Desde que ainda vivíamos em um pequeno apartamento na região universitária de Florianópolis, sonhávamos em conhecer o Salar de Uyuni. Naquela época hospedávamos ciclistas através do site Warmshowers, uma rede de hospitalidade entre ciclistas, e um destes ciclistas foi o boliviano Kevin Bauer, que passou por nossa cidade em 2011 em sua volta pela América Latina de bicicleta. Kevin foi um dos colaboradores na criação de um guia, feito para ciclistas, e por ciclistas que está disponível para download no site Tour.tk. Este guia é muito rico em detalhes importantes para quem viaja de bicicleta de maneira independente pela Bolívia, pois informa locais onde se abastecer de água e mantimentos, entre outras coisas. Kevin foi um dos principais colaboradores sobre as rotas mais interessantes a se fazer em bicicleta pelo Salar de Uyuni. Conhecê-lo pessoalmente, e poder tirar umas dúvidas com ele pela internet, logo antes de embarcarmos no "Mar de Sal", nos deu a coragem necessária para realizar este sonho de tantos anos. Ele nos contou que muitos ciclistas já perderam a vida no Salar, devido ao desconhecimento das condições climáticas e rotas, pois trata-se de um deserto, e em certas condições é muito fácil perder a direção, ficar sem água, ou passar frio à noite por falta de equipamento adequado, já que as temperaturas em certas épocas do ano podem chegar a -25°C.

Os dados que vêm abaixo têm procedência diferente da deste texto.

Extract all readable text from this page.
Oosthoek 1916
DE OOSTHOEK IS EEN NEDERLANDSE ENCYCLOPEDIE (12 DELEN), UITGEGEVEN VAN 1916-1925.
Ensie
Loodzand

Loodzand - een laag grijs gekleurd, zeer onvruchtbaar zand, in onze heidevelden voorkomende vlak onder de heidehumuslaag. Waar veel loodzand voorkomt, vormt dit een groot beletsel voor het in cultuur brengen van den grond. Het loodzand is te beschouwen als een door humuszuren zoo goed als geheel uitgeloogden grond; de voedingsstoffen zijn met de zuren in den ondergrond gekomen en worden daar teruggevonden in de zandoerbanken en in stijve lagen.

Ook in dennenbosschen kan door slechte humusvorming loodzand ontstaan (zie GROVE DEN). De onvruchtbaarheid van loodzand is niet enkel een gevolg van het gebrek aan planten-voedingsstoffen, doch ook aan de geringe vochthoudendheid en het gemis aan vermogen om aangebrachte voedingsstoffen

Vínhamos de um longo e extenuante trecho pelo Sudoeste da Bolívia, uma região conhecida como Ruta de las Lagunas, que passa por dentro do Parque Nacional Eduardo Avaroa. Sabíamos que passaríamos dias e dias sem encontrar pontos de apoio para comprar comida, então tivemos de nos planejar bem ainda antes de deixar o Chile, em San Pedro de Atacama todo o roteiro até a cidade de Oruro. Quando chegamos ao povoado de San Juan de Rosário, já faziam 9 dias que vínhamos pedalando neste trecho difícil, pois as estradas por ali são não propriamente estradas, senão trilhas feitas pelos veículos 4x4 que levam turistas ao Parque Eduardo Avaroa. San Juan de Rosário foi para nós um oásis, e podemos descansar em uma hospedagem construída com blocos de sal muito econômica e aconchegante. Sabíamos que em San Juan só conseguiríamos o básico dos mantimentos, mas devido ao fato de que levamos uma dieta vegetariana estrita, ou seja, sem carne, leite, ovos e derivados, já estamos acostumados a garimpar entre os moradores locais em busca de vegetais, e conseguimos excelentes ingredientes mais uma vez, graças à solidariedade das pessoas, que nos vendiam batatas, cenouras e cebolas de seu próprio estoque.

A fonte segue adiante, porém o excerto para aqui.